Duplicate Content

Post a reply

Smilies
:D :) :( :o :-? 8) :lol: :x :P :oops: :cry: :evil: :roll: :wink:

BBCode is ON
[img] is ON
[url] is ON
Smilies are ON

Topic review
   

Expand view Topic review: Duplicate Content

by Bex » Tue Apr 25, 2006 12:33 pm

I'm not a scripter so I really dont know. But I think it's not.

One thing that should work though is to create a script that deletes the data and appends new data to an indexed table which you then use in a magic node. Psyxonova was in to that but never finnished it.
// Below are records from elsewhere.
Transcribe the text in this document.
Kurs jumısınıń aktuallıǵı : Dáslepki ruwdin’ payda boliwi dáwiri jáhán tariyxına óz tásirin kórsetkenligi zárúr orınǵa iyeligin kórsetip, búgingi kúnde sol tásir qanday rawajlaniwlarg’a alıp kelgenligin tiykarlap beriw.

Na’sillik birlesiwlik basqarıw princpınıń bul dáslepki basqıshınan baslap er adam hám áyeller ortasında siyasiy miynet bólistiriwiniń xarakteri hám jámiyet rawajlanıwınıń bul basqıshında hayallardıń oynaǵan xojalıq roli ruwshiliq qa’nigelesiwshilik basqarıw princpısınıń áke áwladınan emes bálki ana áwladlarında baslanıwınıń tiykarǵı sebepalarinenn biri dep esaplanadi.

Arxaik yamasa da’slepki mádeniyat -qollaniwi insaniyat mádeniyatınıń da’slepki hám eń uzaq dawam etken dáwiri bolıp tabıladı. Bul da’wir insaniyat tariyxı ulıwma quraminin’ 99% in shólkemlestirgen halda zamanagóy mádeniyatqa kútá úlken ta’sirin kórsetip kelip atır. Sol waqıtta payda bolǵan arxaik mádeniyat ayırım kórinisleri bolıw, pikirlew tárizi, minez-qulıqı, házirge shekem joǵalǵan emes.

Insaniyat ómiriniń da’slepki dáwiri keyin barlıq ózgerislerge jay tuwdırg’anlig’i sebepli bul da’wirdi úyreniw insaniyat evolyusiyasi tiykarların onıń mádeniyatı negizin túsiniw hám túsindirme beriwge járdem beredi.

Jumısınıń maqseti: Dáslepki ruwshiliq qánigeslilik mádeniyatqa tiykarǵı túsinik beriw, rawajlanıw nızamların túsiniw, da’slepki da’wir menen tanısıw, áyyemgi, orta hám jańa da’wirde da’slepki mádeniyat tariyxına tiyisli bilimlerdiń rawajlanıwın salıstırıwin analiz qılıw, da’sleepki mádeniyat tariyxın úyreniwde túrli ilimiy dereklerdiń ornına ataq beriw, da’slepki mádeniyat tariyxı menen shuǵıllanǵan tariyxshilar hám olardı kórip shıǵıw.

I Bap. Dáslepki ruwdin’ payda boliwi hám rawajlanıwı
Perhaps some other good scripter can create such script.

Anyone?

/Bex

by Teknojnky » Tue Apr 25, 2006 11:36 am

Yea that might work.

Another question (I know I'm full of them!)..

Is it possible for magicnodes to call a macro to update the query/table automatically?

by Bex » Tue Apr 25, 2006 11:18 am

Perhaps just click on the "Duplicat Content" node so you get all dups in the window and then sort on lenght?

by Teknojnky » Tue Apr 25, 2006 10:08 am

Yay! Got it to work, Thanks Bex!

That works very fast!

Now, the only issue I see is when tracks are not named properly and show up as different artists... then you have single tracks under the artist node but not know which tracks are duplicates of each other.

Not sure how to view that unless there can be a 'signature' node.

by Bex » Tue Apr 25, 2006 4:47 am

Oh sorry I did a miss. Now it should work.

/Bex

by Teknojnky » Mon Apr 24, 2006 9:31 pm

Nope, I had deleted the table and 3 queries and re-did everything step by step as your post says.

Now I get 'could not find output table 'dup content'.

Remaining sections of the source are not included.